Mother of beheaded woman: God does not render evil for evil
Front Page
April 23, 2013

Mother of beheaded woman: God does not render evil for evil

Emelia Nanton, who is still trying to piece her life together, since the beheading of her daughter in 2006, is begging the public to allow her to do just that.{{more}}

In an interview with SEARCHLIGHT yesterday, the still distraught mother said members of the public are “harassing” her about an incident that has absolutely nothing to do with her.

Last week, in New York, Vincentian Rosette “Diana” Samuel, 43, an officer of the New York Police Department (NYPD), shot and killed her one-year-old son Dylan Samuel and the child’s father, 33-year-old Dason Peters, before turning the 9mm Glock on herself.

Rosette Samuel is the sister of Shorn Samuel, the man who killed Nanton’s daughter, Stacy Wilson.

Rosette and Shorn Samuel, Nanton and Wilson all originate from Vermont, a village about two and a half miles inland from the South Leeward coast of St Vincent.

“Everybody meeting me and telling me how God answers prayers and what goes around comes around…

“This thing happen to Shorn’s sister and you’re looking for people to say we have to forgive each other and pray for one another, but some people acting as if I was praying for something bad to happen,” Nanton said.

Nanton made it clear that the prayers and wishes of others are not hers, and stated that “God does not render evil for evil”.

With long pauses between sentences, Nanton said it is really hard that such an issue has to rear its head when she is still trying to get over the loss of her daughter.

“Everyone is responsible for their own actions and I just want people to leave me alone, as I go about my business. At the end of the day, when the talk is gone, is I feeling the pain still and nobody know how I feeling…

“Stacy has died already, I accept it. I am trying to move on with my life, but some people just making me get sad, because I am trying to get over the loss of Stacy…,” Nanton said.

She added that people are meeting her in the street and asking her all kinds of questions about Samuel’s sister in the US.

“I don’t want people to ask me about that. I don’t want my name calling in that. I just want people to leave me alone. Nothing can’t bring back Stacy… Let me ride my storm in peace…,” Nanton said.

Nanton said what is happening affects her tremendously, because her younger son is getting older and is now understanding what happened to his sister.

The little boy was one year old when Stacy was killed six years ago.

“He’s understanding what is happening now, and when I hear people asking me about Shorn sister, it affecting me, because he asking about that too… I don’t have anything to do with Shorn and what happened in America,” she added.

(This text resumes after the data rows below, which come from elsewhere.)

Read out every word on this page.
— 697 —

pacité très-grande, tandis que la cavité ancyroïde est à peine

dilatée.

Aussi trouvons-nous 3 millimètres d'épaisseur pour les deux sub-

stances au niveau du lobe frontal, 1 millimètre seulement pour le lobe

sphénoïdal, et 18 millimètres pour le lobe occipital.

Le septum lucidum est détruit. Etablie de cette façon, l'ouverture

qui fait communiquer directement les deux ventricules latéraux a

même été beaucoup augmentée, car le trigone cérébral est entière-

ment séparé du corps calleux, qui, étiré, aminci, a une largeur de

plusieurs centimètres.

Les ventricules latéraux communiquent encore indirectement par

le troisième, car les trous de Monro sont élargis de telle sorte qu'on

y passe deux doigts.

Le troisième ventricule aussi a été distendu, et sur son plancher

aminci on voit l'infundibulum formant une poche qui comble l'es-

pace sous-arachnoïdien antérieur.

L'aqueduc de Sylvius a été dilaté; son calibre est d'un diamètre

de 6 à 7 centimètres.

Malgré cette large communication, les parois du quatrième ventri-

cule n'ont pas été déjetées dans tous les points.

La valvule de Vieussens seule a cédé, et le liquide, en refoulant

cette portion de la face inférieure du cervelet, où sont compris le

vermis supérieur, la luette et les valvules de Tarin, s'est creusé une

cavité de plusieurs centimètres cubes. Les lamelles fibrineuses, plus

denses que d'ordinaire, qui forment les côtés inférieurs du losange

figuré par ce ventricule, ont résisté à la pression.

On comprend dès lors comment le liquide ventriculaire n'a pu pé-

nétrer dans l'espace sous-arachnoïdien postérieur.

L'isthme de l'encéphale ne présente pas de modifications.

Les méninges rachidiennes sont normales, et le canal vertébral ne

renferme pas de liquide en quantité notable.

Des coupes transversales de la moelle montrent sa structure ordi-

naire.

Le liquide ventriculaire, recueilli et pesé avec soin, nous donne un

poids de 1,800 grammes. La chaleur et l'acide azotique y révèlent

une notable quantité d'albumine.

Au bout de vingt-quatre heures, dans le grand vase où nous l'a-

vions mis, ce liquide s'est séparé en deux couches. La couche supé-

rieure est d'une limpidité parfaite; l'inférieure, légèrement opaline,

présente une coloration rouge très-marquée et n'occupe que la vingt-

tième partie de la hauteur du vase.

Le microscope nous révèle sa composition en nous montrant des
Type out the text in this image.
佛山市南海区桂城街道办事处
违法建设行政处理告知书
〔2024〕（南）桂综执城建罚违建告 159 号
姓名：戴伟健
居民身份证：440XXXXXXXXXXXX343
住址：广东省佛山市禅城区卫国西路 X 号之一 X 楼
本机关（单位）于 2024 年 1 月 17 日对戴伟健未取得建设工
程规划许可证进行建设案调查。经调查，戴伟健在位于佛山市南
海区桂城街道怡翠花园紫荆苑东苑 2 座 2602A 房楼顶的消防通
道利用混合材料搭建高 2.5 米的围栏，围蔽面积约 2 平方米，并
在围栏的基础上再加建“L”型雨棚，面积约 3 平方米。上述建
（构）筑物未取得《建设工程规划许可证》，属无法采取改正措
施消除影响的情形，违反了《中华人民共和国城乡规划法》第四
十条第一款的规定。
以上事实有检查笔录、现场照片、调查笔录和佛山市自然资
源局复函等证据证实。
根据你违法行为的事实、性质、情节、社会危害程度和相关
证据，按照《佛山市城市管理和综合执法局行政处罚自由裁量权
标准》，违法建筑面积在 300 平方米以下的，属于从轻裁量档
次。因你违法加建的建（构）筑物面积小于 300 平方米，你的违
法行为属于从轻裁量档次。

She said she sympathises with some members of the family during their time of grief.

“I just want [to tell] people, when they see me, they could say anything else, but concerning this thing, just leave me out!” she demanded.

Wilson’s life was cut short on December 11, 2006 at the Leeward Bus Terminal, when Shorn Samuel pulled her from a minivan and beheaded her in view of hundreds of people, shortly after 3 p.m.

Samuel’s initial sentence of death by hanging was, in 2012, substituted by life imprisonment, after two psychiatrists agreed that at the time of the killing, Samuel was suffering from a mental disorder.